How Building AI Products is Different | Notion After Hours
Based on Notion's video on YouTube. If you like this content, support the original creators by watching, liking and subscribing to their content.
AI product success depends on the harness—permissions, steerability, undoable actions, and UI—not just on model output quality.
Briefing
Building AI products at Notion hinges on a hard, practical tradeoff: deliver real value in messy, real-world inputs without over-constraining the model. The team’s core focus isn’t just getting a model to generate the “right” text—it’s designing the surrounding harness, permissions, steerability, and UI so the system can act safely and usefully inside enterprise workflows.
Several engineers and AI leaders trace that philosophy to long-horizon, stateful problems. Driving taught them that a model can’t be evaluated only in a controlled demo; what matters is what happens after step two or step three when the environment changes. That same combinatorial explosion shows up in chat: earlier messages reshape what’s possible later. In Notion’s framing, AI agents are essentially “driving” through enterprise knowledge workspaces—where context, prior actions, and permissions determine whether the next step is correct.
The conversation also draws a clear line between model labs and agent labs. Model capability matters, but the differentiator is expertise in integration and product layers: enterprise permissions, interpretability, undoable actions, and interfaces that meet customer expectations. Early on, Notion had to be explicit about what the system could do because users didn’t know how to use it. Over time, adoption improved as the product shifted from instruction-heavy interactions to goal-based setup—users specify an outcome (like configuring a relational database or generating meeting notes), while scaffolding and setup happen behind the scenes.

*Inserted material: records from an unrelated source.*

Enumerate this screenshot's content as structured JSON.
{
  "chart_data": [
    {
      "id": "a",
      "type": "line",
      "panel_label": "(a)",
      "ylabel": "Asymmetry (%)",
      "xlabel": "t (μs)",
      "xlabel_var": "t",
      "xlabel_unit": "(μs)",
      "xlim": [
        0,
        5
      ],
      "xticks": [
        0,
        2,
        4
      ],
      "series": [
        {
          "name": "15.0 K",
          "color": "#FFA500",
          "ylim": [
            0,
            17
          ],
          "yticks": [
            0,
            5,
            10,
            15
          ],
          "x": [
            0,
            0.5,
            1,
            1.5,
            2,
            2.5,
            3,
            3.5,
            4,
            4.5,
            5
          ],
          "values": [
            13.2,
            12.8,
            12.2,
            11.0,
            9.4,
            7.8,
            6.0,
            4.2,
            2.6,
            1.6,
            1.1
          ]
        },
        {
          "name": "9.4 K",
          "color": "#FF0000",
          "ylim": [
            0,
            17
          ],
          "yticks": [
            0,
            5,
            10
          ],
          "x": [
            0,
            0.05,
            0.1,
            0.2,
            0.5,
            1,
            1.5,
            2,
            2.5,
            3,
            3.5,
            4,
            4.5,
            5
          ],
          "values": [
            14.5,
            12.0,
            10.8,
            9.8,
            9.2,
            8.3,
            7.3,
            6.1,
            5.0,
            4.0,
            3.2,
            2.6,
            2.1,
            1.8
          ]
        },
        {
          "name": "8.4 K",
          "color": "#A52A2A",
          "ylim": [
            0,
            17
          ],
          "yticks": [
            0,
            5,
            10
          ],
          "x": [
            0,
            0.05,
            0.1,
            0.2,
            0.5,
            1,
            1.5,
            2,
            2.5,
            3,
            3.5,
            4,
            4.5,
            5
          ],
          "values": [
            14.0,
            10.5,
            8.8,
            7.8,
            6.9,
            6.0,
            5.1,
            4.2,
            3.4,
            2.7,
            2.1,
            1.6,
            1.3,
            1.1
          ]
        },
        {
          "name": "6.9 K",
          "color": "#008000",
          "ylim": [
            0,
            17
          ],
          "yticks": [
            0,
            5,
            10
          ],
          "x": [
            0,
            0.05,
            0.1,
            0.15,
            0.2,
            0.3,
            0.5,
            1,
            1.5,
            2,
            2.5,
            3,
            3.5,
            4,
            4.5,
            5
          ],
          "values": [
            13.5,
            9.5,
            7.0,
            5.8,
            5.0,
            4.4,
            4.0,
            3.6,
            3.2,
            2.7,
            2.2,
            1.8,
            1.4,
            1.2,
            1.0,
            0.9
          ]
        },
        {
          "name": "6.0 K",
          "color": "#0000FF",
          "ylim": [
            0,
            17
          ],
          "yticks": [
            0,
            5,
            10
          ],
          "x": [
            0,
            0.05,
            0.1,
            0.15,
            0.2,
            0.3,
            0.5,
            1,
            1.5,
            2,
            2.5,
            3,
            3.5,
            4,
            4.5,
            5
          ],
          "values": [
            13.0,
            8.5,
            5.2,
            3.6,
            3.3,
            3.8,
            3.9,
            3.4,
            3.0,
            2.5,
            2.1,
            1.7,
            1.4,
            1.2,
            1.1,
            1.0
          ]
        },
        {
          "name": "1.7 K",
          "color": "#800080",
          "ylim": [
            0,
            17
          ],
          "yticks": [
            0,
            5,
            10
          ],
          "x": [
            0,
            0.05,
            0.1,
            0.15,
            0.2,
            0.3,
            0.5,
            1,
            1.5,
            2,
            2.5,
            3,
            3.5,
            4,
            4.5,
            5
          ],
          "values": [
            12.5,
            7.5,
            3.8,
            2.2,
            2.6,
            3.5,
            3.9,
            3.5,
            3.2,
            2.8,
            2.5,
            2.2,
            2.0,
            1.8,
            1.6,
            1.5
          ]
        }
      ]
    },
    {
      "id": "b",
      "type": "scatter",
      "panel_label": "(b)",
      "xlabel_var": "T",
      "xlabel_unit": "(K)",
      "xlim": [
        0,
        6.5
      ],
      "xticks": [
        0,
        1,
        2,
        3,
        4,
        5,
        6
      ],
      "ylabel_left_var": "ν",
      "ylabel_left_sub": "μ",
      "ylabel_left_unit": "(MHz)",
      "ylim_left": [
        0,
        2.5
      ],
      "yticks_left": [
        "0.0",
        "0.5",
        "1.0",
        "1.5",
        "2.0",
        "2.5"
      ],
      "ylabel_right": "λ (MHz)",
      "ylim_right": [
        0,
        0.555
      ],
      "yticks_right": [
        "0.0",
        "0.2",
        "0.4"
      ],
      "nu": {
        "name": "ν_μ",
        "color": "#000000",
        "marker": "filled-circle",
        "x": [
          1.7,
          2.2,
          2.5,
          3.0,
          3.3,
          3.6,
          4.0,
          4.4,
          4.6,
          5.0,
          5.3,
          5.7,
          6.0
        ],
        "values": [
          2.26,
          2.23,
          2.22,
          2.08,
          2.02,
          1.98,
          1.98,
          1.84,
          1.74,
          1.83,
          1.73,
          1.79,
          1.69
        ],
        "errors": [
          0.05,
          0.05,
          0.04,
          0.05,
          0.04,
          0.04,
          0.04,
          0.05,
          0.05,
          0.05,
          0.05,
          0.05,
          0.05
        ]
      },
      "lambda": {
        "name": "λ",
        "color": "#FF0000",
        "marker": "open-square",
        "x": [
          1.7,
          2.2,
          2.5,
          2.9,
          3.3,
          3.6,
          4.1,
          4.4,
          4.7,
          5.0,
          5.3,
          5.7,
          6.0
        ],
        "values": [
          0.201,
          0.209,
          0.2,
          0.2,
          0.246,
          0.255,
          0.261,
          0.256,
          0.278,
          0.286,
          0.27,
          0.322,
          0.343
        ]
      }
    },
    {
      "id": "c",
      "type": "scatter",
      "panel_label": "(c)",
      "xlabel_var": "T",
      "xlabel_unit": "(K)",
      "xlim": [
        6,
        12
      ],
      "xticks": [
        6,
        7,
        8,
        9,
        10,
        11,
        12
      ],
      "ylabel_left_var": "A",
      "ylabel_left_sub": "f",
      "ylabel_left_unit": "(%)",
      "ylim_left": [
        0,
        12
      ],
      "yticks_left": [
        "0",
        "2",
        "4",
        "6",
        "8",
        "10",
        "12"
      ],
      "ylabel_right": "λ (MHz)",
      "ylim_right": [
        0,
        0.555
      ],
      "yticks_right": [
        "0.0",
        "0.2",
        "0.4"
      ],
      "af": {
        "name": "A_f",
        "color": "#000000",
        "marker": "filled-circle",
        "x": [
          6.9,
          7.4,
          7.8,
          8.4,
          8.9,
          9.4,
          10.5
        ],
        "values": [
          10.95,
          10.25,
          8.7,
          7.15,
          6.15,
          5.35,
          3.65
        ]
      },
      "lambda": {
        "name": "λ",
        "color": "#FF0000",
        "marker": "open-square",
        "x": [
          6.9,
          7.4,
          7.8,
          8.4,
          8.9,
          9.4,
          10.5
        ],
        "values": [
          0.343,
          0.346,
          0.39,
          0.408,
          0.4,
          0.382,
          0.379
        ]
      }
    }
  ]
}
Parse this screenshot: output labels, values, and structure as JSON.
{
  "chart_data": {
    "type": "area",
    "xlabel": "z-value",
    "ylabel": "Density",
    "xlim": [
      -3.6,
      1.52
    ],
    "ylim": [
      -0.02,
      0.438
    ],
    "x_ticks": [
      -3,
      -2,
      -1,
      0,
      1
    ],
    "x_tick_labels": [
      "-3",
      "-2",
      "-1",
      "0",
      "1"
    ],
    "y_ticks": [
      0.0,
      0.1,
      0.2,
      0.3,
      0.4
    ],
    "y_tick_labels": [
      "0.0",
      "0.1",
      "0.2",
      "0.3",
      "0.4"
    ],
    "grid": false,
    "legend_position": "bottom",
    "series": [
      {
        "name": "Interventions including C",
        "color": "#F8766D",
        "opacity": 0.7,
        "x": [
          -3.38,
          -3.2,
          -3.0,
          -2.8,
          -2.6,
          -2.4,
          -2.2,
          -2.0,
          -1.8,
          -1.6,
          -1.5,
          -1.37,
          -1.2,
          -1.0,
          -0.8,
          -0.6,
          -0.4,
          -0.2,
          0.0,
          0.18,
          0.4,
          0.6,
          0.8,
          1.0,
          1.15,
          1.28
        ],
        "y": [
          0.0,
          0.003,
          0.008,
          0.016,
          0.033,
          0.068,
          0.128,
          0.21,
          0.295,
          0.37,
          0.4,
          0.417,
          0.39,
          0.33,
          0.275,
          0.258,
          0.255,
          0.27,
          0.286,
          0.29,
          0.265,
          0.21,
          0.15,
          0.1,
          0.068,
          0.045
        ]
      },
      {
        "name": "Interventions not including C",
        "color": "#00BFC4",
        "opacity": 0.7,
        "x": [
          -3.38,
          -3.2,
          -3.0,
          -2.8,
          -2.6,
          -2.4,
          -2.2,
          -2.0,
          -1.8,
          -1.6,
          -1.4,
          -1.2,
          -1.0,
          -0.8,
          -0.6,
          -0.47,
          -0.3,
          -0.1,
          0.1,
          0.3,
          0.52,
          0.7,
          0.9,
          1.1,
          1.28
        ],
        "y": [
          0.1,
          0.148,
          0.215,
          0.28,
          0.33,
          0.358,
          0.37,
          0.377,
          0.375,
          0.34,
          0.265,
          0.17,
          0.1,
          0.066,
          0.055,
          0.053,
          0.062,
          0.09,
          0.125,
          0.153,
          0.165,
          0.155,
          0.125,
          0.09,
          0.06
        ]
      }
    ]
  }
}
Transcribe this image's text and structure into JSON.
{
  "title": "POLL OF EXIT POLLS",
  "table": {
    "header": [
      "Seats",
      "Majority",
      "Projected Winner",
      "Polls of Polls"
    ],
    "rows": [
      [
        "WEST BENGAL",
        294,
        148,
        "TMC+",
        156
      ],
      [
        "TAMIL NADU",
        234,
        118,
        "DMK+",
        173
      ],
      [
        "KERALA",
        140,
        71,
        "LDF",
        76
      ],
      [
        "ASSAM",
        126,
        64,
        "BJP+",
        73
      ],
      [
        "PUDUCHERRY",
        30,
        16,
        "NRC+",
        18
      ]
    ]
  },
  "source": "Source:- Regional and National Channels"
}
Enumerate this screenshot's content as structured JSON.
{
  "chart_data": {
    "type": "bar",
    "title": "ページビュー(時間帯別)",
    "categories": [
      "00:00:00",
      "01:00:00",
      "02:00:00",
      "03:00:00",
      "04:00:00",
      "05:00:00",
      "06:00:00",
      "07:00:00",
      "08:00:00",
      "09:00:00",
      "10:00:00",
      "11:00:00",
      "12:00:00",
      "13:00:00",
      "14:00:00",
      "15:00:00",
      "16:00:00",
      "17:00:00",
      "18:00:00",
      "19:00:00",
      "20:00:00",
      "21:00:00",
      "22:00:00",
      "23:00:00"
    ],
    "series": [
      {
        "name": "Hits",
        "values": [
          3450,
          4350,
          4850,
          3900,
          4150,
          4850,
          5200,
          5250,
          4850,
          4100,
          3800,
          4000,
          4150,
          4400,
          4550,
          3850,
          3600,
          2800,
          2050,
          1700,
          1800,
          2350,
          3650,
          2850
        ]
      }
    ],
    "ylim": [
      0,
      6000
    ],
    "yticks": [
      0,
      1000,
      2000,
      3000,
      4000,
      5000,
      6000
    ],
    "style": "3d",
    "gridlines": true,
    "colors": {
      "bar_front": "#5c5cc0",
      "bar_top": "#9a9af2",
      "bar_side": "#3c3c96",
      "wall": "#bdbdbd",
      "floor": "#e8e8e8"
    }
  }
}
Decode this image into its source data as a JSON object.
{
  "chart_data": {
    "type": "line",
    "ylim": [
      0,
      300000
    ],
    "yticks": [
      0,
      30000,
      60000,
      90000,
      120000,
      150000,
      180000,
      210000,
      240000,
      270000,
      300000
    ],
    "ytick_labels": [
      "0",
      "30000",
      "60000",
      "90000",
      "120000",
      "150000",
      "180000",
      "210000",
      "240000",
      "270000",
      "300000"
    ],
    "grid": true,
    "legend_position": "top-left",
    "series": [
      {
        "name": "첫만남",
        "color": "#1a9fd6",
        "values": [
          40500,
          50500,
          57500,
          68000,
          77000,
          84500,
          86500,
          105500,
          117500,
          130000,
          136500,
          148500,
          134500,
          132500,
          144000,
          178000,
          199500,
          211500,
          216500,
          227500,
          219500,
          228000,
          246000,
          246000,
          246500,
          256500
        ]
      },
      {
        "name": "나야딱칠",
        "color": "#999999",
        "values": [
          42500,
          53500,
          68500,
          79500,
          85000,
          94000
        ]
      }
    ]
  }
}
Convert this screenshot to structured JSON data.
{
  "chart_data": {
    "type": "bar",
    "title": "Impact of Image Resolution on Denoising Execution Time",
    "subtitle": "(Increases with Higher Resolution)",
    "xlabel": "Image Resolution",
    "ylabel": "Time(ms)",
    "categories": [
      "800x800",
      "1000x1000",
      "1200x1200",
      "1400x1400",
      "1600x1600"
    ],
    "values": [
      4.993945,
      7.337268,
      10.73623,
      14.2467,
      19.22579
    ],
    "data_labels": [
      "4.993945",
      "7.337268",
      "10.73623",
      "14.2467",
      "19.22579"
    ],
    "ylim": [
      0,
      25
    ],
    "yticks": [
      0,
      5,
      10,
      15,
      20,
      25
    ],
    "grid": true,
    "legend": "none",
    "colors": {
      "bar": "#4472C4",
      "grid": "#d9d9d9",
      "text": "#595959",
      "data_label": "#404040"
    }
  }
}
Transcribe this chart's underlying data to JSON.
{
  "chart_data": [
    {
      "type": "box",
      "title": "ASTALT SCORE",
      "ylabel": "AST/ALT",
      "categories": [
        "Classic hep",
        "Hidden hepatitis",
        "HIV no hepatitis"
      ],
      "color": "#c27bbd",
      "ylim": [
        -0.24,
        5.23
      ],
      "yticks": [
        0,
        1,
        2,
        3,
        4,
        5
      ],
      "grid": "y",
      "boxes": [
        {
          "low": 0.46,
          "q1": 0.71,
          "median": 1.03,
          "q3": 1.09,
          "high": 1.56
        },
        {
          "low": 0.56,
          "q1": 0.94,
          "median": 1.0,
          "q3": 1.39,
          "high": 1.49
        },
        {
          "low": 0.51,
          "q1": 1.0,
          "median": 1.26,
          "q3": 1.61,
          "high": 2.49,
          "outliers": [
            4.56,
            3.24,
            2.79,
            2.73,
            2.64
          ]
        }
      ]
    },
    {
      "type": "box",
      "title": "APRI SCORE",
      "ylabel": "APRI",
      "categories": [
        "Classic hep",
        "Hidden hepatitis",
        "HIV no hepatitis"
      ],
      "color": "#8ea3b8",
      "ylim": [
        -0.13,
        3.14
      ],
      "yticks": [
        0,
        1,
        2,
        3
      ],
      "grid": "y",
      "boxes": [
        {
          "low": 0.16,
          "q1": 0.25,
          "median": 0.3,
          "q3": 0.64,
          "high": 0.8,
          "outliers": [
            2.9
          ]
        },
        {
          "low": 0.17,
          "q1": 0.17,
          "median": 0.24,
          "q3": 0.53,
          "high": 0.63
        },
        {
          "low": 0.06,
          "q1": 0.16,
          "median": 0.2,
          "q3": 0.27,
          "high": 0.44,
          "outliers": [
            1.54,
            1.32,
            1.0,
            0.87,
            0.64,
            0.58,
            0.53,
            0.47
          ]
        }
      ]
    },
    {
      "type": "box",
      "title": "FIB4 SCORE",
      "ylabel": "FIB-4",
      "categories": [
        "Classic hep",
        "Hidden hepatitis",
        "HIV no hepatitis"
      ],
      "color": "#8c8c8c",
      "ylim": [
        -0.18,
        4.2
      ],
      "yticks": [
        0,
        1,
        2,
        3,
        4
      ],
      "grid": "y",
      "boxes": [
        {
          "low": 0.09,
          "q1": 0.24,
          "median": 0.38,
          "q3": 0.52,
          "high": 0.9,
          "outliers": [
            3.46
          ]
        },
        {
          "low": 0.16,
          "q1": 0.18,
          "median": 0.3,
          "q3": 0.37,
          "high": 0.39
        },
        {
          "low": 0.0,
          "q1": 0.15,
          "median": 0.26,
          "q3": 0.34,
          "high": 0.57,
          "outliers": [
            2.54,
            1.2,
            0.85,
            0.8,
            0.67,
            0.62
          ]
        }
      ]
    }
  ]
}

Decision-making for what to build follows a portfolio mindset rather than a single bet. Work is split across maintaining and improving what exists, tackling user pain points that demand new capabilities, and pushing capability boundaries. The team emphasizes that surprises are normal—early versions of features like meeting notes were “bad,” and some approaches (such as fine-tuning or tool-calling strategies) didn’t pan out. When assumptions fail, the response is not incremental patching but sometimes tearing down infrastructure and rebuilding.
Speed has become a competitive advantage. Demos are now far easier to produce than in earlier AI eras, but the real challenge is turning a demo into something valuable under real inputs. The team credits faster feedback loops—coding agents and rapid iteration—to the ability to reinvent parts of custom agent setup only weeks before launch. That requires low ego engineering: deleting code, revisiting assumptions, and letting the best idea win even when it’s someone’s own.
Finally, the group connects product building to everyday use. People describe using Notion AI to coordinate real-life tasks (like drafting a dog-care plan from messy group messages) and to manage personal workflows (credit card rewards tracking). Those stories reinforce the central message: the product’s success depends on harness design that makes models reliable enough to be useful, while still leaving room for the model to explore what it can do.
Cornell Notes
Notion’s AI product work centers on more than model quality: success depends on the harness around the model—permissions, steerability, undoable actions, and UI—that lets agents operate safely in enterprise settings. The team treats agent behavior as a stateful, long-horizon problem where earlier context changes later outcomes, similar to how driving must be evaluated in the real world. Adoption improves as interactions shift from users learning instructions to users stating goals, while setup scaffolding happens automatically. Building decisions follow a portfolio approach (improve current features, address pain points, and expand capabilities), with frequent experimentation and willingness to tear down and rebuild when assumptions fail. Fast iteration and low-ego engineering—especially deleting code—are portrayed as essential to keeping pace.
Why does the team compare agent behavior to driving rather than just “chatting with a model”?
What distinguishes an “agent lab” from a “model lab” in practice?
How does Notion reduce the barrier for users to adopt AI?
What’s the team’s approach to deciding what AI features to build?
What happens when an AI strategy fails—incremental fixes or bigger resets?
Why does “deleting code” show up as a core engineering principle?
Review Questions
- How does the stateful nature of chat change how agents should be evaluated compared with single-turn demos?
- What elements of the harness (permissions, steerability, undo, UI) most directly determine whether an AI agent is safe and useful in enterprise settings?
- Why does a portfolio approach to AI feature development matter when capability boundaries and user needs are both shifting quickly?
Key Points
- 1
AI product success depends on the harness—permissions, steerability, undoable actions, and UI—not just on model output quality.
- 2
Agent behavior must be evaluated as a long-horizon, stateful system where earlier context changes later outcomes.
- 3
Notion’s agent approach emphasizes enterprise integration expertise, treating agents like tools that operate safely inside knowledge workspaces.
- 4
Adoption improves when users state goals rather than writing detailed instructions, with scaffolding handled automatically.
- 5
Feature planning uses a portfolio of efforts: improve what exists, address user pain points, and expand capabilities.
- 6
Rapid iteration and faster feedback loops enable major changes to setup and harness design close to launch.
- 7
Low-ego engineering—including deleting code and rebuilding infrastructure when assumptions fail—is treated as essential to keep pace with fast-moving model capabilities.